Na de onafhankelijkheid

Na 1965, wat het onafhankelijkheidsjaar is, heeft Gambia in 1967 een deal gesloten met Senegal. Deze afpsraak hield in dat Gambia met Senegal zou samenvoegen tot Senegambia. Senegal en Gambia kwamen echter in een conflict terecht waarbij Senegal vond dat Gambia economisch gezien te ver achter bleef. In 1989 verklaarde Gambia zich toen ook permanent onafhankelijk.

afbeelding 6
afbeelding 6

De armoede

Zoals al eerder verteld bleef Gambia economisch gezien erg achter. Dit was in 1989 erg merkbaar, maar in de hedendaagse wereld ook nog steeds. Ongeveer 50% van de bevolking leeft onder de armoede grens, het grootste percentage gemiddelde armoede is echter te vinden op het platteland waar wel 70% armoedig is. Deze mensen leven met name van hun eigen opbrengst, hun eigen koeien en graan en verkopen het kleine beetje wat ze overhouden op de markt.

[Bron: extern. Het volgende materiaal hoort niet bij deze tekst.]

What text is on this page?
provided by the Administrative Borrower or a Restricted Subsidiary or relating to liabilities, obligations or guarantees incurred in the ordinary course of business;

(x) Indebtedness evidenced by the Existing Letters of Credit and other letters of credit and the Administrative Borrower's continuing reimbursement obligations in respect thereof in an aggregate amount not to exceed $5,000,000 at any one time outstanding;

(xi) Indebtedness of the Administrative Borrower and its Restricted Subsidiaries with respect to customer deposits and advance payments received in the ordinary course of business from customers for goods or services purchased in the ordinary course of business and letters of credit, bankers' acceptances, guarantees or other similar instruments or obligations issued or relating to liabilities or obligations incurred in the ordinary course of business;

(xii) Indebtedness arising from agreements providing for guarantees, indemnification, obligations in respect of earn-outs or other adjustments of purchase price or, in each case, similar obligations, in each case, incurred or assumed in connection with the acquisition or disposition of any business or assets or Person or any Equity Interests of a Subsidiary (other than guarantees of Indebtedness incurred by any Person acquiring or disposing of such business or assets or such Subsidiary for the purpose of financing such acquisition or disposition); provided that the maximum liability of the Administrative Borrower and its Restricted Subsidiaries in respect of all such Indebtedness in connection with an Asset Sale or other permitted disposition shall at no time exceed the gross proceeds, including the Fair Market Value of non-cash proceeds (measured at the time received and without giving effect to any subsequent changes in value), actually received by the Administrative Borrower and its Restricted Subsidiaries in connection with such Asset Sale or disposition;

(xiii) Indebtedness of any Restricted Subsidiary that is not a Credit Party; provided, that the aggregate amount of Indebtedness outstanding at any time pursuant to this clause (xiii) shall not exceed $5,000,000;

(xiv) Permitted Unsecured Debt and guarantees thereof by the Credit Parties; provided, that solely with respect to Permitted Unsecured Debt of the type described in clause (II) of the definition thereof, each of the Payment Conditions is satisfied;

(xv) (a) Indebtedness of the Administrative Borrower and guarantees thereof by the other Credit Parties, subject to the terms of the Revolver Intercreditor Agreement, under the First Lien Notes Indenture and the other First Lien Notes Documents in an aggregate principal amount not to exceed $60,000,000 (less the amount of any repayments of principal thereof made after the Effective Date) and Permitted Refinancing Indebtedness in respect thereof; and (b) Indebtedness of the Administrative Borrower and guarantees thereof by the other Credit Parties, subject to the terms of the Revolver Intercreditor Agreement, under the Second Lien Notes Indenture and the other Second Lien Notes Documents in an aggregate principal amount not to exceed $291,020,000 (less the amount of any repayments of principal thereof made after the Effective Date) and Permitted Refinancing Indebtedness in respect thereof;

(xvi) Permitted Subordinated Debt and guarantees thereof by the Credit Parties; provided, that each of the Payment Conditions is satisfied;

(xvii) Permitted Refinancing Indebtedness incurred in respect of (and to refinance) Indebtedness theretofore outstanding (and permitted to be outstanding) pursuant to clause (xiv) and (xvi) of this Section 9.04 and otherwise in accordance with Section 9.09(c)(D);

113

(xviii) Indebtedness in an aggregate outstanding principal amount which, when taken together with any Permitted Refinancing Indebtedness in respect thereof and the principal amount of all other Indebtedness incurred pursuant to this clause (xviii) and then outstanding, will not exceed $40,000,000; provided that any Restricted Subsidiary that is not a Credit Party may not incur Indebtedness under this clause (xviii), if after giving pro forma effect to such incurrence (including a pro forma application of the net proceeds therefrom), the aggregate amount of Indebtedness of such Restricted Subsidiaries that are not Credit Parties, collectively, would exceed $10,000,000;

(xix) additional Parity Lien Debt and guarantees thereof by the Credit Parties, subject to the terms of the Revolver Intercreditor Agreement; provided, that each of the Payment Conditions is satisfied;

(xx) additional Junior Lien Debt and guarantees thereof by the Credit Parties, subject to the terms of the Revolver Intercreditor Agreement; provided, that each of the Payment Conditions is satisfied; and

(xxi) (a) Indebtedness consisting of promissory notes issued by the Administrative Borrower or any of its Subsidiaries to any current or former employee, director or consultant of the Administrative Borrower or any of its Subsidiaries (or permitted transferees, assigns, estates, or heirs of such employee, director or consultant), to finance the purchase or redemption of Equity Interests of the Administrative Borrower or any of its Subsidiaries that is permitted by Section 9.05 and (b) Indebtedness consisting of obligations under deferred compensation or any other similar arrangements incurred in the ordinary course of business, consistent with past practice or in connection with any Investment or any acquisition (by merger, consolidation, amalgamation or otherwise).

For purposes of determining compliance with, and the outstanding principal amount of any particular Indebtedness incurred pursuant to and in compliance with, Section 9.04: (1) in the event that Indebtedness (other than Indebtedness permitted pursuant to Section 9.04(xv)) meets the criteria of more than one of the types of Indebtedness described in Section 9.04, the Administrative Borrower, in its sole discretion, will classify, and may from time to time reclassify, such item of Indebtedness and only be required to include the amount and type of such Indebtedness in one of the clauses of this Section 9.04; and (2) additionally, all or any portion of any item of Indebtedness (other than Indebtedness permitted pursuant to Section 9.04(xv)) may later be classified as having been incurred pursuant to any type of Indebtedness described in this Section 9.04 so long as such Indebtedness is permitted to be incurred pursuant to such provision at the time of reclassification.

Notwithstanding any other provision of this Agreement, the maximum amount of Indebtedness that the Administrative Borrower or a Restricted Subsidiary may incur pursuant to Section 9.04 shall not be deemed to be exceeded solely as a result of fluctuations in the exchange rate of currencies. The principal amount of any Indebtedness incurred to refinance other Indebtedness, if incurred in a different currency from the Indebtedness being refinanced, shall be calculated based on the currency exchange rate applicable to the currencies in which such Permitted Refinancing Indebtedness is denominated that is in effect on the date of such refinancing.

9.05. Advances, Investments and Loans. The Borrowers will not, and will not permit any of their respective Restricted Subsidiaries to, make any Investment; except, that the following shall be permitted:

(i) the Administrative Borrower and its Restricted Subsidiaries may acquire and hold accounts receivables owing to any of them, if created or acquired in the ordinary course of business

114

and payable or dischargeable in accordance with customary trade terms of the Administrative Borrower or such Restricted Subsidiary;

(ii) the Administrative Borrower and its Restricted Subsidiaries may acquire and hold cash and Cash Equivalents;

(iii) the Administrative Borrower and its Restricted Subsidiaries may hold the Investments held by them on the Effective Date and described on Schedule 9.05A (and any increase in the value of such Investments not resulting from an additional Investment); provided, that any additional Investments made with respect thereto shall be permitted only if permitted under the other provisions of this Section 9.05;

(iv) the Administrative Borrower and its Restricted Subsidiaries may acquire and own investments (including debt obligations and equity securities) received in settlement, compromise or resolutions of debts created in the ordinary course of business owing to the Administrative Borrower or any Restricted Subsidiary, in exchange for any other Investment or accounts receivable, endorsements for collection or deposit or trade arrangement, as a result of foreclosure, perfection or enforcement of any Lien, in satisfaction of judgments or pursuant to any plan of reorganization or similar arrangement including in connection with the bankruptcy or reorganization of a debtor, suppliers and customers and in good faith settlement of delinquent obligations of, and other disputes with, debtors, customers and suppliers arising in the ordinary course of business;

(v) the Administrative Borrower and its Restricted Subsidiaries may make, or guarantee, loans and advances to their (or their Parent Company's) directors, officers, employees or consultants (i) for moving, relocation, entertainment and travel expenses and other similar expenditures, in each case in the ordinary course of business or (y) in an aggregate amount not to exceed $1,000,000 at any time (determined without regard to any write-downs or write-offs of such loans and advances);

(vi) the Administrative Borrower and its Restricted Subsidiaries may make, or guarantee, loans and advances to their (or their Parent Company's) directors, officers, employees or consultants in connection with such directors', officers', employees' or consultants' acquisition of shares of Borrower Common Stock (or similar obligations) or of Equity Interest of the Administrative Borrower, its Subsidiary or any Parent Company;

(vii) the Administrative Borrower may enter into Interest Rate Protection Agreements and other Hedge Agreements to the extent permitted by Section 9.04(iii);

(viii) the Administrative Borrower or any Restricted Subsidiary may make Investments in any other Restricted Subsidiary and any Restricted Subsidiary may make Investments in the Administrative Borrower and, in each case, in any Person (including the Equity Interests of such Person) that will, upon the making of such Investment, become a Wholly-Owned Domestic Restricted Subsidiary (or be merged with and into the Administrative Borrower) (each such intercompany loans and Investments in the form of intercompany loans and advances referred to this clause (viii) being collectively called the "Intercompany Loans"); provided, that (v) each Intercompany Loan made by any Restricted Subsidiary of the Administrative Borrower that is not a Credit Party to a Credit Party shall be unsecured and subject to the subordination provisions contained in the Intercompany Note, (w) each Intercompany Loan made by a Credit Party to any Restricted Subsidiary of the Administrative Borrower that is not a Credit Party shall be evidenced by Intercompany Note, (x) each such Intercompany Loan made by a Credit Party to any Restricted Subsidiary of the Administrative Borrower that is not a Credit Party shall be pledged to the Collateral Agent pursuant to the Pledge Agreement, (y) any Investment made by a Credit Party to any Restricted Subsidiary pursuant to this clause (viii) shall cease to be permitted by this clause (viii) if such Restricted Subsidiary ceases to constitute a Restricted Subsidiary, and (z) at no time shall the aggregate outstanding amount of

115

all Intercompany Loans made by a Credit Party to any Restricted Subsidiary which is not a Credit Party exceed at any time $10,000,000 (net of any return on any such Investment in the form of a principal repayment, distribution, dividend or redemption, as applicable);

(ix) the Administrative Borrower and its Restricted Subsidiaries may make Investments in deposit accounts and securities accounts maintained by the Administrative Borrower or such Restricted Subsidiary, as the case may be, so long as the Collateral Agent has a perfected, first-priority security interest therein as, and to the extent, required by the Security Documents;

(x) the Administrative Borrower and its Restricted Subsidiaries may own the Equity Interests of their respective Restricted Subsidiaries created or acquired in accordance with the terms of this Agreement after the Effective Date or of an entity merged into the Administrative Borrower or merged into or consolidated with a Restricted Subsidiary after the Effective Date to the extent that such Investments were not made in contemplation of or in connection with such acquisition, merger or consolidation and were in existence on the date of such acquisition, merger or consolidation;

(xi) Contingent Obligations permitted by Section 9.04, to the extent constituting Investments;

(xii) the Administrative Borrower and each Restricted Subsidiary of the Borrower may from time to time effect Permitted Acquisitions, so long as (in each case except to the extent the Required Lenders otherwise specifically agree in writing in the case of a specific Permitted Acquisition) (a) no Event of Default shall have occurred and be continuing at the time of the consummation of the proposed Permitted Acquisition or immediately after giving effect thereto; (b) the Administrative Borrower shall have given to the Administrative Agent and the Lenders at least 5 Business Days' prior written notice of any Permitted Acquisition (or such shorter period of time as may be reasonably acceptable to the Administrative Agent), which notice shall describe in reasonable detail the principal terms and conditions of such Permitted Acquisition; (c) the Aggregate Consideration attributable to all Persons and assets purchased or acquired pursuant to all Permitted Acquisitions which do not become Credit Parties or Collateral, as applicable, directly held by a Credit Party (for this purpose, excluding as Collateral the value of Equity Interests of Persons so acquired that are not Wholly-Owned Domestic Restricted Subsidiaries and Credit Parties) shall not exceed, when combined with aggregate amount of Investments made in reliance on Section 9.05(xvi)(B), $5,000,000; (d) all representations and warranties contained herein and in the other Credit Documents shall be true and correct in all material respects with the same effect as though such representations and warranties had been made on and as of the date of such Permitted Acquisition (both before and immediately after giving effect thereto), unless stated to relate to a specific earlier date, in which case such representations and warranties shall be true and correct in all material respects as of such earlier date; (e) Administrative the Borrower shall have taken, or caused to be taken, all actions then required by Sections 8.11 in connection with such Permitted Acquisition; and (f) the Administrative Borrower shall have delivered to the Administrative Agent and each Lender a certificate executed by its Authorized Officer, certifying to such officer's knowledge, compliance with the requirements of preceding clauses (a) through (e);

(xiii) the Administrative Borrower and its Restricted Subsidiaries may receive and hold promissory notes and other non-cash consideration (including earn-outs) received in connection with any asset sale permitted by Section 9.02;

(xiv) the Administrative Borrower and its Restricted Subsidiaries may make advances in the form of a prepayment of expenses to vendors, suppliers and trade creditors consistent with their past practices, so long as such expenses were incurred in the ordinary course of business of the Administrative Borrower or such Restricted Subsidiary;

Vaak hebben deze mensen dan ook niet genoeg geld voor scholing.

Armoede is op veel verschillende manieren te herkennen, een van die manieren is observatie. Als men goed kijkt is armoede al snel te herkennen, de meeste kennen de zogenoemde krottenwijkjes wel. Wijken met slechte behuizing, vaak zelfgemaakt met afgedankte metaal of hout. Dit zijn vaak huisjes met geen stromend water en vaak ook geen elketriciteit. Al zou een huisje elektriciteit hebben dan kan je ook vaak zien dat het in geen enkel opzicht door de keuringsdienst hier in Nederland zou kunnen gaan, vaak hangen de stroomkabels vlak boven de hoofden van de mensen op straat. 
Ook kan je kijken naar de kleding, hun bezit en de wegen. Vak zijn onverharde wegen bijvoorbeeld een teken van een armoedige buurt.

Ontwikkelingskenmerken

Ook kan je armoede erkennen door te kijken naar, zoals in het boek staat, getallen. Niet alles draait vanzelfsprekend om getallen, maar het is een goede indicatie over hoe welvarend een land. In dit geval kijken we dan ook naar ontwikkelingskenmerken, dit zijn kenmerken of indicaties waaraan wij kunnen zien wat voor land het is. We hebben voorbeelden in deze les behandeld als hoeveel dokters in een land per 1000 inwoners, hoeveel kinderen er sterven per 1000 kinderen en een hele belangrijke, wat is de koopkracht. Bij koopkracht kijken we naar wat men kan kopen met hoeveel geld. Wij in Nederland verdienen volgens het boek gemiddeld 43.000 euro per jaar, hiermee kunnen wij goed leven en veel producten kopen. Zeg bijvoorbeeld dat we met ons maandelijks gemiddelde ongeveer 3 tankbeurten voor onze auto kunnen kopen. In Gambia verdienen ze gemiddeld 1.400 euro per jaar, aanzienlijk minder natuurlijk. Hun koopkracht is bij voorbaat al lager, maar het gaat er ook om wat zij in hun eigen land met dit geld kunnen besteden. In hun land is benzine bijvoorbeeld al een stuk goedkoper dan hier in Nederland, simpelweg omdat het daar anders niet betaalbaar is. Zouden zij bijvoorbeeld met die 1400 euro ook 3 tankbeurten kunnen kopen per maand, dan is hun koopkracht dus in het land zelf prima leefbaar. Zouden zij echter maar 2 of 1 tankbeurt per maand kunnen doen dan is hun koopkracht dus vaak erg laag (en vaak op kaarten als rood ingekleurd). 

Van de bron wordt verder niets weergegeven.